Tuesday, May 3, 2011

Ali’s Critique of Kiswana


In Ali’s blog post titled “An Exception Not the Rule,” she grabbles with a problem that I found very disconcerting in Kiswana Browne’s chapter. Why would Kiswana think that choisng poverty would be a way to better the lives of African American women?

I actually think that Kiswana’s move into Brewster Place is more a rebellion to her family’s rich lifestyle. She does not feel like she can ever live up to their expectations. This is especially apparent in the passage when her mother comes to visit her apartment. At one point Kiswana snaps and yells, “No, Mama, You’re not poor. And what you have and I have are two totally different things. I don’t have a husband in real estate with a five-figure income and a home in Linden Hills – you do. What I have is a weekly unemployment check and an overdrawn checking account at United Federal. So this studio on Brewster is all I can afford” (83). Kiswana is definitely trying to distinguish herself as an individual away from her childhood self.

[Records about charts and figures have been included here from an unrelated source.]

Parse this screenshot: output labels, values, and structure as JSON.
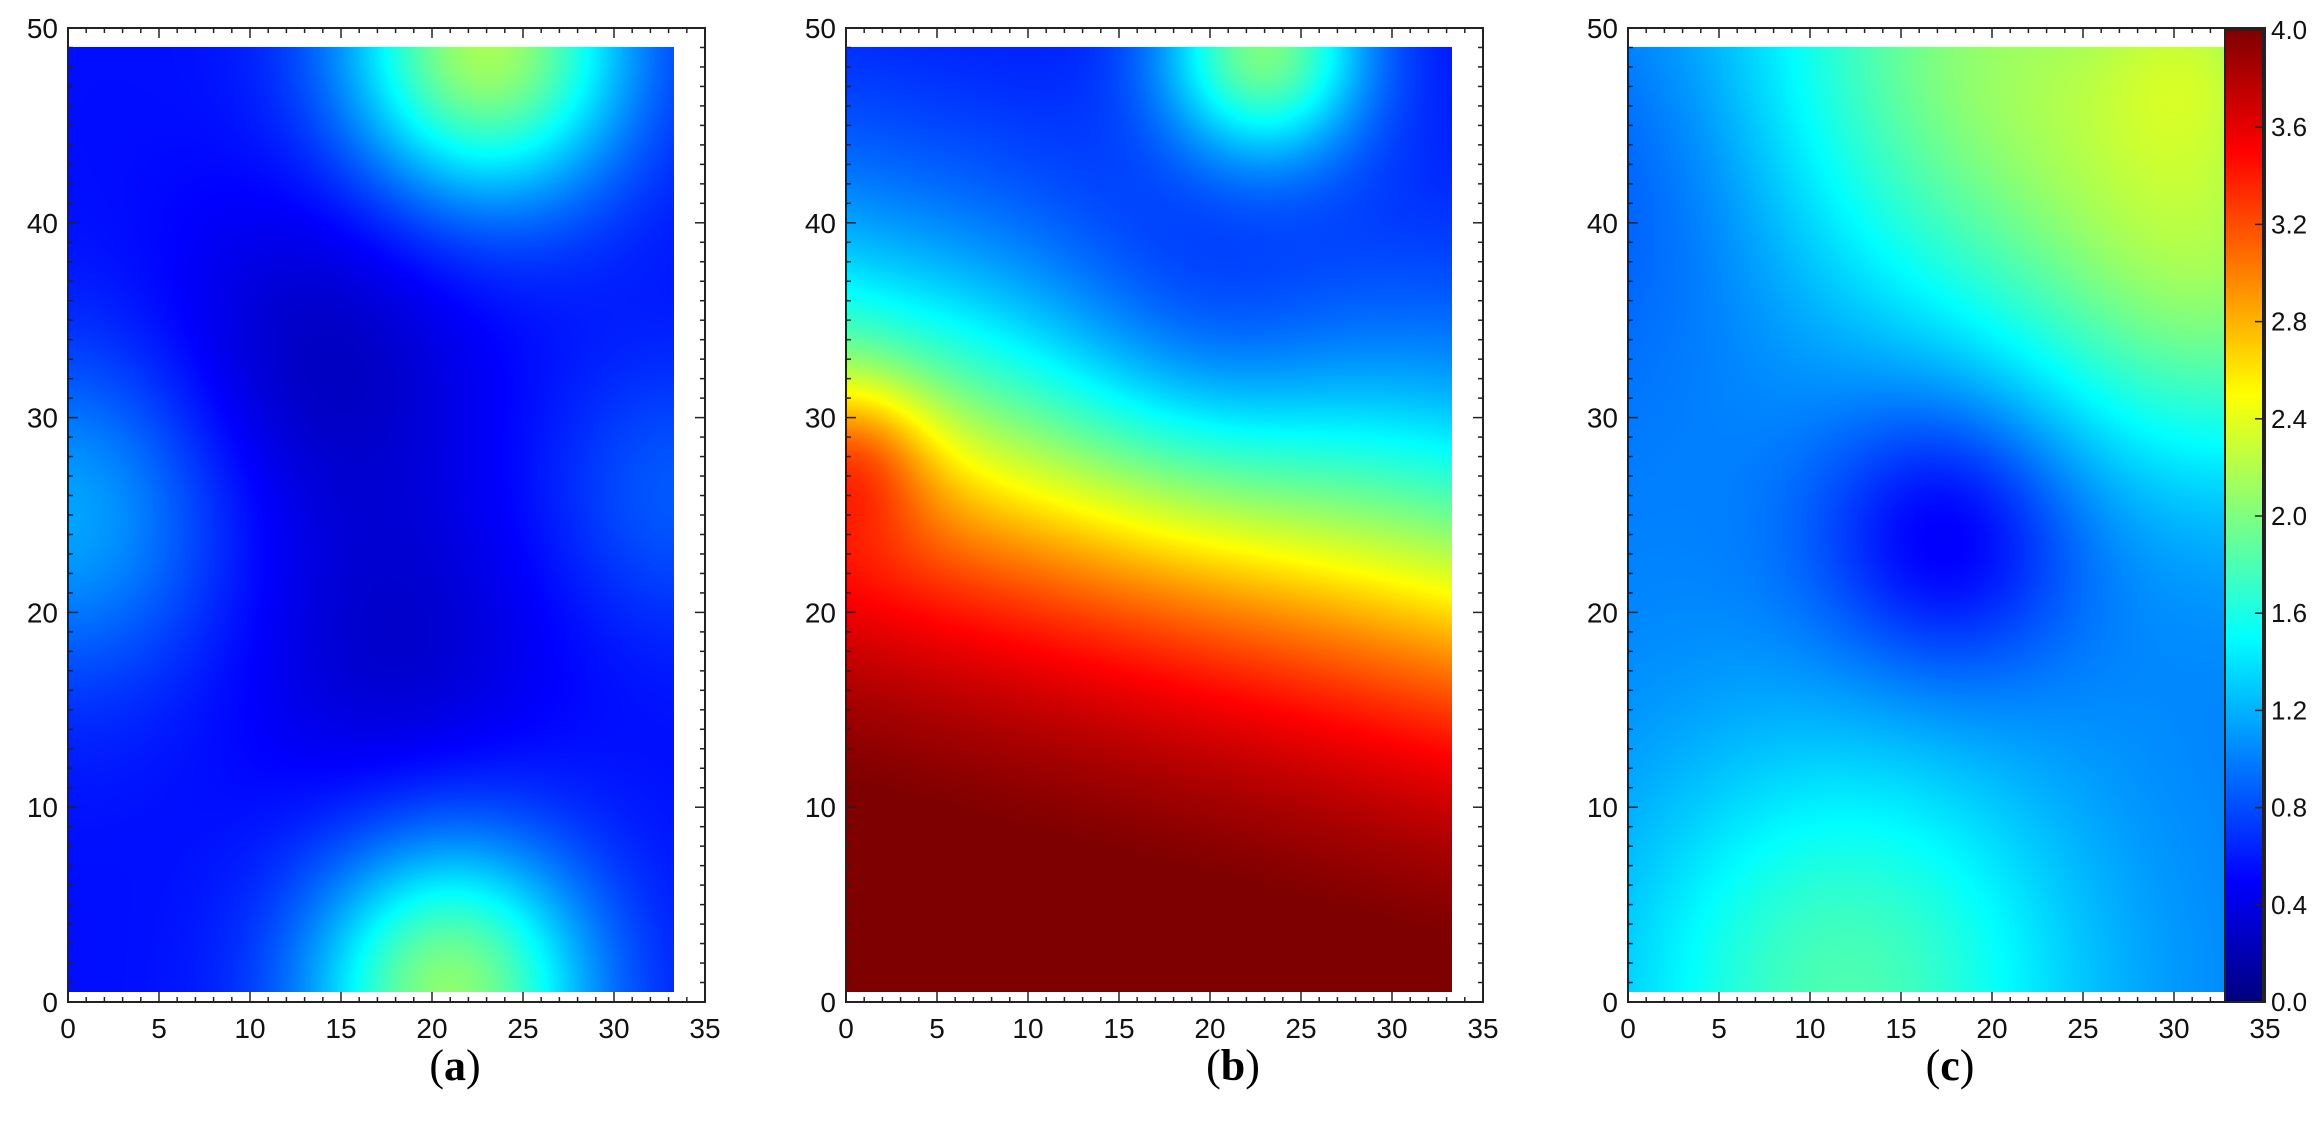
{
  "figure": {
    "panels": [
      {
        "id": "a",
        "caption": "a"
      },
      {
        "id": "b",
        "caption": "b"
      },
      {
        "id": "c",
        "caption": "c"
      }
    ]
  },
  "chart_data": [
    {
      "type": "heatmap",
      "panel": "a",
      "xlim": [
        0,
        35
      ],
      "ylim": [
        0,
        50
      ],
      "x_ticks": [
        0,
        5,
        10,
        15,
        20,
        25,
        30,
        35
      ],
      "y_ticks": [
        0,
        10,
        20,
        30,
        40,
        50
      ],
      "data_extent": {
        "x": [
          0,
          33.3
        ],
        "y": [
          0.5,
          49
        ]
      },
      "value_range": [
        0,
        4
      ],
      "base_value": 0.55,
      "features": [
        {
          "x": 23,
          "y": 49,
          "amplitude": 1.6,
          "spread": 5.5
        },
        {
          "x": 21,
          "y": 0.5,
          "amplitude": 1.5,
          "spread": 5.5
        },
        {
          "x": 0,
          "y": 25,
          "amplitude": 0.6,
          "spread": 6
        },
        {
          "x": 33.3,
          "y": 26,
          "amplitude": 0.3,
          "spread": 5
        },
        {
          "x": 14,
          "y": 33,
          "amplitude": -0.3,
          "spread": 6
        },
        {
          "x": 18,
          "y": 18,
          "amplitude": -0.25,
          "spread": 6
        }
      ]
    },
    {
      "type": "heatmap",
      "panel": "b",
      "xlim": [
        0,
        35
      ],
      "ylim": [
        0,
        50
      ],
      "x_ticks": [
        0,
        5,
        10,
        15,
        20,
        25,
        30,
        35
      ],
      "y_ticks": [
        0,
        10,
        20,
        30,
        40,
        50
      ],
      "data_extent": {
        "x": [
          0,
          33.3
        ],
        "y": [
          0.5,
          49
        ]
      },
      "value_range": [
        0,
        4
      ],
      "profile": {
        "bottom_value": 4.2,
        "top_value": 0.5,
        "transition_y_at_left": 30,
        "transition_y_at_right": 22,
        "features": [
          {
            "x": 23,
            "y": 49,
            "amplitude": 1.4,
            "spread": 4
          },
          {
            "x": 19,
            "y": 33,
            "amplitude": -0.3,
            "spread": 6
          },
          {
            "x": 0.5,
            "y": 28,
            "amplitude": 0.6,
            "spread": 3
          }
        ]
      }
    },
    {
      "type": "heatmap",
      "panel": "c",
      "xlim": [
        0,
        35
      ],
      "ylim": [
        0,
        50
      ],
      "x_ticks": [
        0,
        5,
        10,
        15,
        20,
        25,
        30,
        35
      ],
      "y_ticks": [
        0,
        10,
        20,
        30,
        40,
        50
      ],
      "data_extent": {
        "x": [
          0,
          33.3
        ],
        "y": [
          0.5,
          49
        ]
      },
      "value_range": [
        0,
        4
      ],
      "base_value": 1.0,
      "features": [
        {
          "x": 17.5,
          "y": 24,
          "amplitude": -0.6,
          "spread": 5
        },
        {
          "x": 20,
          "y": 49,
          "amplitude": 1.0,
          "spread": 10
        },
        {
          "x": 33.3,
          "y": 38,
          "amplitude": 0.9,
          "spread": 8
        },
        {
          "x": 32,
          "y": 49,
          "amplitude": 0.4,
          "spread": 4
        },
        {
          "x": 12,
          "y": 0.5,
          "amplitude": 0.8,
          "spread": 9
        },
        {
          "x": 0,
          "y": 42,
          "amplitude": -0.2,
          "spread": 7
        }
      ]
    }
  ],
  "colorbar": {
    "min": 0.0,
    "max": 4.0,
    "tick_labels": [
      "0.0",
      "0.4",
      "0.8",
      "1.2",
      "1.6",
      "2.0",
      "2.4",
      "2.8",
      "3.2",
      "3.6",
      "4.0"
    ],
    "colormap": "jet",
    "stops": [
      "#00007f",
      "#0000ff",
      "#007fff",
      "#00ffff",
      "#7fff7f",
      "#ffff00",
      "#ff7f00",
      "#ff0000",
      "#7f0000"
    ]
  }
}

Ali brings attention to the controversial reason that Kiswana has pushed away her family. She writes, “Kiswana wants a better world for the African community, with rights and equality, but as her mother reminds her, how do you make the world better when you can't make it better for yourself? Priorities are skewed in Brewster Place, Kiswana needs to open her eyes and realize that Brewster Place isn't somewhere you hang out, it is a place you get stuck in and never escape.” I find it very hard to grapple with the fact that Kiswana places herself in this situation as a means of understanding her people’s problems, but does not create a plan to create change for them. With the resources she has been blessed with I would have hoped that she could have channeled her lofty ideas into more productive modes of change.